Not quite the same thing, for sure, but when I was finally forced to leave my so-called career in journalism, I also had to hide the fact that I ever was a journalist – that’s a definite turn-off to most employers for a variety of reasons.

But this idea that many jobs will never come back has surfaced in the recent debates over extending unemployment insurance, the idea being that it may be pointless to hold out hope that we are just tidying over folks till they get called back to their old job — it ain’t coming back.

And we have to ask ourselves as a society how practical is it to have or force a major portion of our workforce to be forever on the move and forever unstable, not knowing how long any job will last and whether one will be able to pay the rent, much less a mortgage payment. But who asks these questions? — not the employers — the politicians (more concerned about their own jobs and retirement at taxpayers’ expense).

But, personally I still think there continues to be a demand for skilled workers in a wide variety of occupations, but many call for a whole lot more diversity these days, and I mean diversity in skills and abilities, not equal employment (although that too).

While in some lower level employment the trend has been to dumb down work so employers can get cheaper labor, the other trend is to make things more complex so it takes a higher level of skill and even variety of skills or skill subsets and understanding.

So education is becoming more vital than ever. But when we say education we may mean technical more than the standard liberal arts, although that standard study of literature and history and such continues to be vital for what I would call the thinking occupations, and Lord knows we need more people who can actually be creative and think.

Meantime, many of us are just left to bumble along.

In my work life my lines of work have included:

Soldier, wood products manufacturing plant worker, farm tractor driver, irrigator, cow milker, newspaper photographer, newspaper reporter, radio reporter, worm farm worker, newspaper editor, substitute teacher, big truck driver — and I may have missed a couple.

Currently I’m a truck driver (have been for 15 years). Could I, would I, go back to any of those previously mentioned occupations? Maybe not unless I was somehow forced to, and then only maybe, due to age and attitude and ability and just plan practicality or lack thereof.

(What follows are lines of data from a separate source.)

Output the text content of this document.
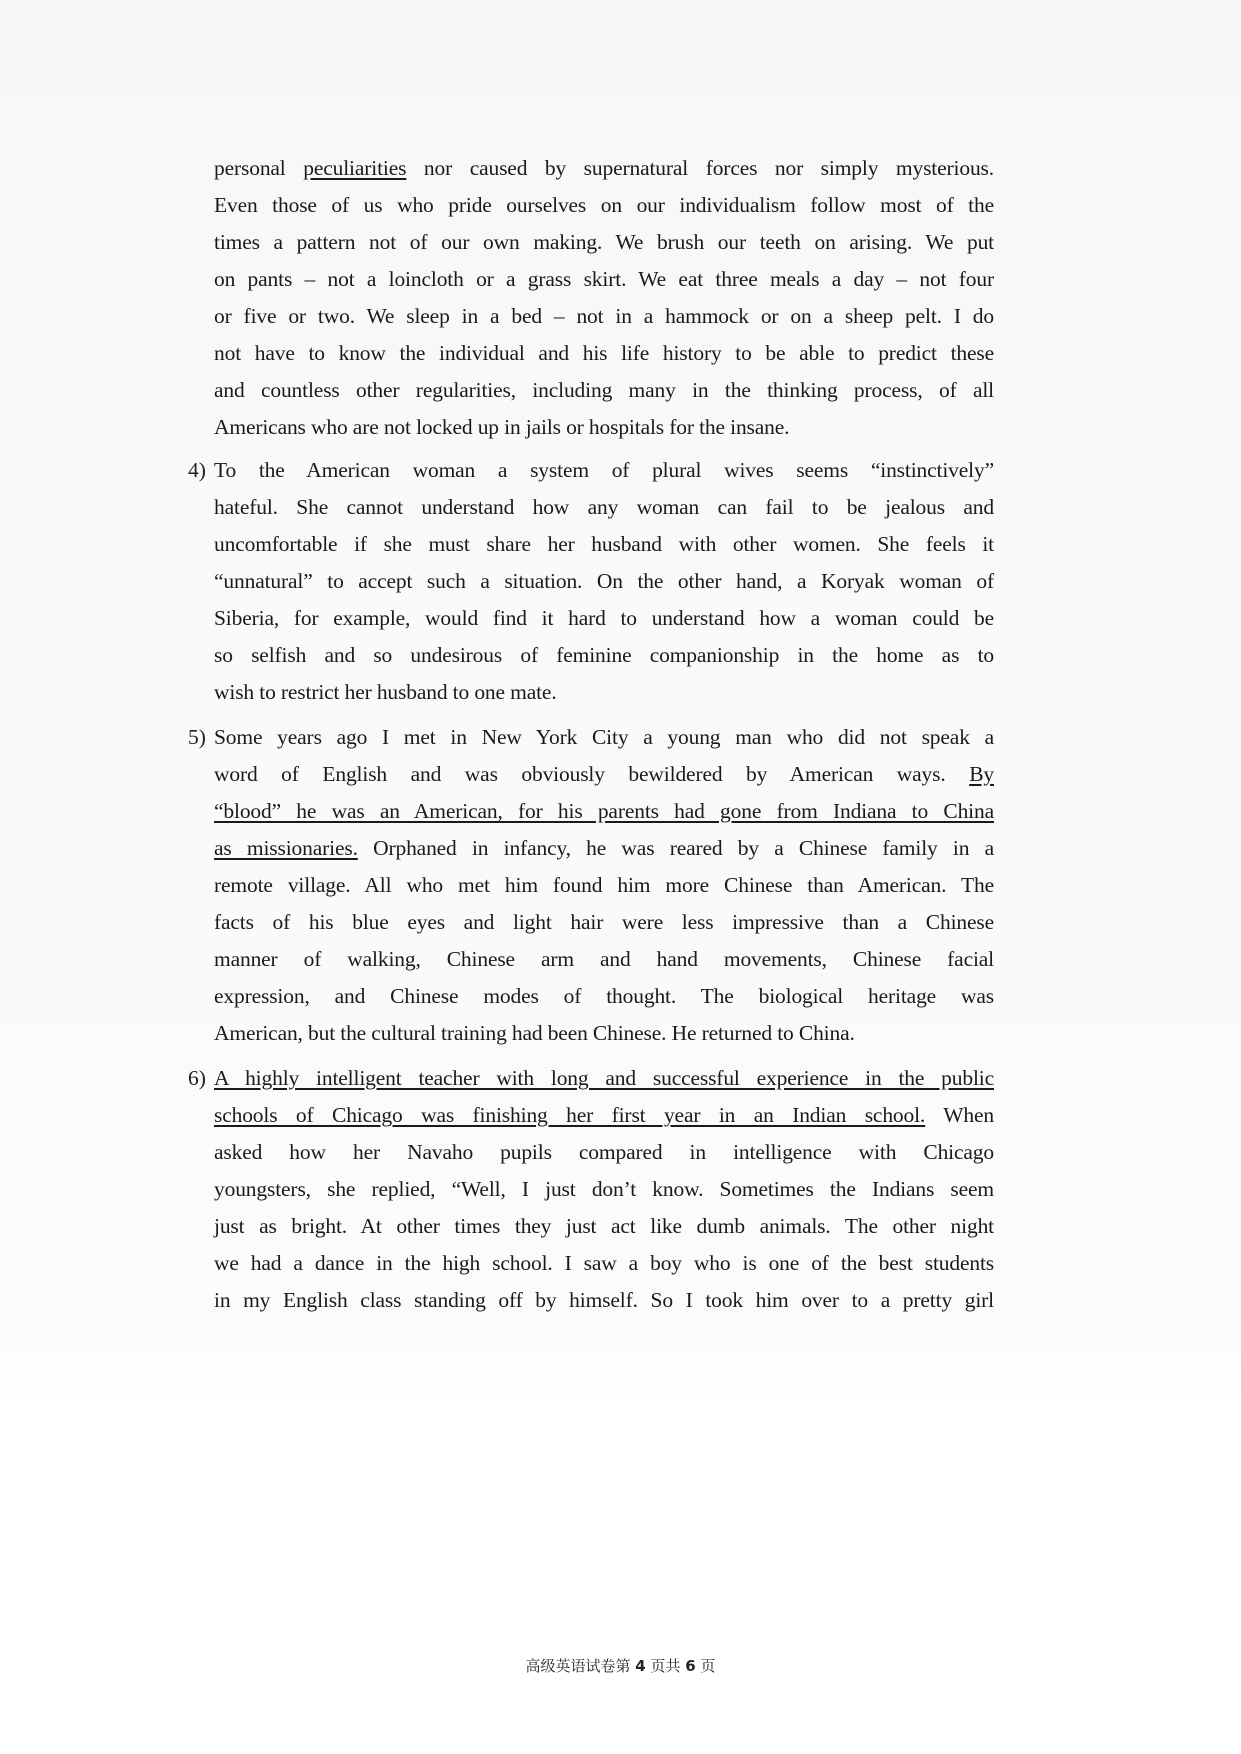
personal peculiarities nor caused by supernatural forces nor simply mysterious.
Even those of us who pride ourselves on our individualism follow most of the
times a pattern not of our own making. We brush our teeth on arising. We put
on pants – not a loincloth or a grass skirt. We eat three meals a day – not four
or five or two. We sleep in a bed – not in a hammock or on a sheep pelt. I do
not have to know the individual and his life history to be able to predict these
and countless other regularities, including many in the thinking process, of all
Americans who are not locked up in jails or hospitals for the insane.
4) To the American woman a system of plural wives seems “instinctively”
hateful. She cannot understand how any woman can fail to be jealous and
uncomfortable if she must share her husband with other women. She feels it
“unnatural” to accept such a situation. On the other hand, a Koryak woman of
Siberia, for example, would find it hard to understand how a woman could be
so selfish and so undesirous of feminine companionship in the home as to
wish to restrict her husband to one mate.
5) Some years ago I met in New York City a young man who did not speak a
word of English and was obviously bewildered by American ways. By
“blood” he was an American, for his parents had gone from Indiana to China
as missionaries. Orphaned in infancy, he was reared by a Chinese family in a
remote village. All who met him found him more Chinese than American. The
facts of his blue eyes and light hair were less impressive than a Chinese
manner of walking, Chinese arm and hand movements, Chinese facial
expression, and Chinese modes of thought. The biological heritage was
American, but the cultural training had been Chinese. He returned to China.
6) A highly intelligent teacher with long and successful experience in the public
schools of Chicago was finishing her first year in an Indian school. When
asked how her Navaho pupils compared in intelligence with Chicago
youngsters, she replied, “Well, I just don’t know. Sometimes the Indians seem
just as bright. At other times they just act like dumb animals. The other night
we had a dance in the high school. I saw a boy who is one of the best students
in my English class standing off by himself. So I took him over to a pretty girl
高级英语试卷第 4 页共 6 页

So to displaced workers — I feel your pain.

P.s.

The public school system needs to take heed. Students need two things: One, a solid education in the basics and liberal arts (I’m calling that one thing) in order to understand and appreciate the world around them and to be responsible members of society, and two, technical skills to enable them to get and hold a job in this modern ever-changing world.

Please let’s drop the everyone gets a participation ribbon and feel good training and get down to business.

I don’t think all young people are soft. I do suspect some of those in charge of preparing them for the world are, though.